Swiss artistic gymnast

Nicole Hitz (born 25 April 1997) is a Swiss artistic gymnast.

== Career ==
Hitz competed at the 2012 Junior European Championships and helped the Swiss team finish 13th. She competed at the 2013 DTB Team Challenge in Stuttgart with Jessica Diacci, Ilaria Käslin, and Sara Metzger, and the team finished 4th while Hitz finished 10th in the all-around.

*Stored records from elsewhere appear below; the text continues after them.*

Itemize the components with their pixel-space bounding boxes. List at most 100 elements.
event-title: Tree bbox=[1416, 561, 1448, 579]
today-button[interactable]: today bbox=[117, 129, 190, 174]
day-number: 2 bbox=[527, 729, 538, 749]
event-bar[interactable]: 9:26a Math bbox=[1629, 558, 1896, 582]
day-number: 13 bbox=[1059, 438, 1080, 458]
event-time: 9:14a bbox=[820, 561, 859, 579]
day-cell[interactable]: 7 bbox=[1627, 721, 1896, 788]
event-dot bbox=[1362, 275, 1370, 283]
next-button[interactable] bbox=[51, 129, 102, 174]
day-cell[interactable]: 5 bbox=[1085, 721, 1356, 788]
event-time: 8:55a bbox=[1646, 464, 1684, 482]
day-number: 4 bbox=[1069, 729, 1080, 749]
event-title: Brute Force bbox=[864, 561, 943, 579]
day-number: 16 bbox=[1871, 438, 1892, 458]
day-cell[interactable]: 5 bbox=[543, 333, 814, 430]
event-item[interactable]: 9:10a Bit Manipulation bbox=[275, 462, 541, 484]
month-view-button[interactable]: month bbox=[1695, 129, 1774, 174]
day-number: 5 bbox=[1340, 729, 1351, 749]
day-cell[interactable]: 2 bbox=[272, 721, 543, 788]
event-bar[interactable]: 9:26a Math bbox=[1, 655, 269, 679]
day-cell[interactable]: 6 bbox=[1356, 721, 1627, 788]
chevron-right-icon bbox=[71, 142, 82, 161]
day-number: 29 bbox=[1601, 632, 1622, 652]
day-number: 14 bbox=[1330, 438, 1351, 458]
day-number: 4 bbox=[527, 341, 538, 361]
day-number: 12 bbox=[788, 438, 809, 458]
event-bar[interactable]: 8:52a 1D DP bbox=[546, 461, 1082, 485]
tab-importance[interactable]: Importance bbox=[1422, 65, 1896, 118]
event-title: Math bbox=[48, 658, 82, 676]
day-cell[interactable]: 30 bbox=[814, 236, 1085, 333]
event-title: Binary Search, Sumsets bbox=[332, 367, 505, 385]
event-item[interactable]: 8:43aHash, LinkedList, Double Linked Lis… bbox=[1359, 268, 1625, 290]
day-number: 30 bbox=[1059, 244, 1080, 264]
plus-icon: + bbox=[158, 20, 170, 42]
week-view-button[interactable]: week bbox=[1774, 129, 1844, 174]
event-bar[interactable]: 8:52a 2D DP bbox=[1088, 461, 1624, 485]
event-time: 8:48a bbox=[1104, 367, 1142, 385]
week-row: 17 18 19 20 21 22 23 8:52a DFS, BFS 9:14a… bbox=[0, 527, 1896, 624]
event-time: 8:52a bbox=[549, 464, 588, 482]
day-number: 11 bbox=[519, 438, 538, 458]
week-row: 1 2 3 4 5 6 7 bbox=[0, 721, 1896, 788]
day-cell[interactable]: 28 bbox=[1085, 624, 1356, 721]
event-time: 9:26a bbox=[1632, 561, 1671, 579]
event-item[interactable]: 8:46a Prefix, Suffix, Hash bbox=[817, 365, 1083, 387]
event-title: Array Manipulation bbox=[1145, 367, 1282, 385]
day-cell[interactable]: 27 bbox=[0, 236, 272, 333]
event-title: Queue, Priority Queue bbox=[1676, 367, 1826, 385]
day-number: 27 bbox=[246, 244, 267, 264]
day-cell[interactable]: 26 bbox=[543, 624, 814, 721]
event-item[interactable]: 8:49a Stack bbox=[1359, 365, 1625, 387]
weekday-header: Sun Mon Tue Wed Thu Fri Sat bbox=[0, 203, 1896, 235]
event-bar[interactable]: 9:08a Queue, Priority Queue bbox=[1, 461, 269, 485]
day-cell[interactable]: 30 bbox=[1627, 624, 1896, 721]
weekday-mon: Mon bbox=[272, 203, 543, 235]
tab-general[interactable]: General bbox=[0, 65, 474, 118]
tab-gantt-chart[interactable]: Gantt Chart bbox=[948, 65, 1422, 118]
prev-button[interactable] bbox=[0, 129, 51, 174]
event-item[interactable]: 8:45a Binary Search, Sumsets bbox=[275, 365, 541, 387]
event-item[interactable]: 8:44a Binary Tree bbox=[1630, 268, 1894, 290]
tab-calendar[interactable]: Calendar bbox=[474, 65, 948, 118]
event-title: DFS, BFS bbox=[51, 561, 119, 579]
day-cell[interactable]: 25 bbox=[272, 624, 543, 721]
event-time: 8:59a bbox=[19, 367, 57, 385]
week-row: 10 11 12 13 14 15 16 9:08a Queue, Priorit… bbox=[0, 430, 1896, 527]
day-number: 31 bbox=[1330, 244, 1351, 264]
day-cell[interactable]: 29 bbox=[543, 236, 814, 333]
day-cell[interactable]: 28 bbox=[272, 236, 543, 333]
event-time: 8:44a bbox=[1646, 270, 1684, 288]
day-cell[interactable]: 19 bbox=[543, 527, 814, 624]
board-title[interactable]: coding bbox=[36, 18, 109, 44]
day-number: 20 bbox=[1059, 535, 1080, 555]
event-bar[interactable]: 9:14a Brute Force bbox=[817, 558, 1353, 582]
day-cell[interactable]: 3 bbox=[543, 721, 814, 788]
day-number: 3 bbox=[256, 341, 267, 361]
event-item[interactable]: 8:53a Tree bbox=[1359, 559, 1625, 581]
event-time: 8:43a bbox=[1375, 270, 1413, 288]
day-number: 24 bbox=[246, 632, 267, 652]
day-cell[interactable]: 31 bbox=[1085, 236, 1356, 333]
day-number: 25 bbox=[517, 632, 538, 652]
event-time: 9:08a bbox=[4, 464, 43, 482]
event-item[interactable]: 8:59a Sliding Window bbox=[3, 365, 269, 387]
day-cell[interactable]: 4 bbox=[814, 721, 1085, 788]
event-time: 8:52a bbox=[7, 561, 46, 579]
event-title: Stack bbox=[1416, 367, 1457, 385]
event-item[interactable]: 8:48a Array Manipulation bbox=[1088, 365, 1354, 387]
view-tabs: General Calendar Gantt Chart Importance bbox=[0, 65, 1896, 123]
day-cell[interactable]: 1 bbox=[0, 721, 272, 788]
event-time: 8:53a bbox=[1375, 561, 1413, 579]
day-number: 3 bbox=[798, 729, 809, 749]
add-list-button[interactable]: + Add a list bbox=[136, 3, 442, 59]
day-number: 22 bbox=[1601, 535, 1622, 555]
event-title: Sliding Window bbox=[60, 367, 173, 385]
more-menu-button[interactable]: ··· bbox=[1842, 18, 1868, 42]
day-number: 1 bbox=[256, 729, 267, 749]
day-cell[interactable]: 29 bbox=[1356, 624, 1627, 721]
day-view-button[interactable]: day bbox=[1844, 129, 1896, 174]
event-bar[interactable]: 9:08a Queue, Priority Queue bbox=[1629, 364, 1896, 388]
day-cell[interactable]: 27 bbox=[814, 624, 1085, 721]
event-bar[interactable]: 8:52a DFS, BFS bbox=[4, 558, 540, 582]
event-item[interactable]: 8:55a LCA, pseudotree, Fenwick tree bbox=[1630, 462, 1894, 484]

Hitz competed at the 2014 Cottbus World Cup, but she did not qualify for any event finals. At the 2014 Swiss Championships, she finished 6th in the all-around, 4th on the vault, 6th on the uneven bars, and 4th on the balance beam. She competed at the 2014 World Championships alongside Giulia Steingruber, Caterina Barloggio, Ilaria Käslin, Laura Schulte, and Stefanie Siegenthaler, and they finished 19th in the qualification round. She competed at the 2014 Stuttgart World Cup with Ilaria Käslin, Stefanie Siegenthaler, and Jessica Diacci, and they won the team bronze medal behind Germany and Russia.

Hitz began dealing with back injuries in mid-2015. She finished 5th in the all-around, 4th on the vault, and 5th on the balance beam and the floor exercise at the 2015 Swiss Championships. She then competed at the 2015 World Championships with Giulia Steingruber, Jessica Diacci, Caterina Barloggio, Ilaria Käslin, and Laura Schulte, and they finished 16th in the qualification round, which qualified them for the 2016 Olympic Test Event.

At the 2016 Swiss Championships, Hitz won the bronze medal in the all-around behind Giulia Steingruber and Thea Brogli. Additionally, she won the silver medal on the vault behind Steingruber and the bronze medal on the balance beam and the floor exercise. At the 2019 Swiss Turnfest, she won the bronze medal on vault and finished 6th in the all-around.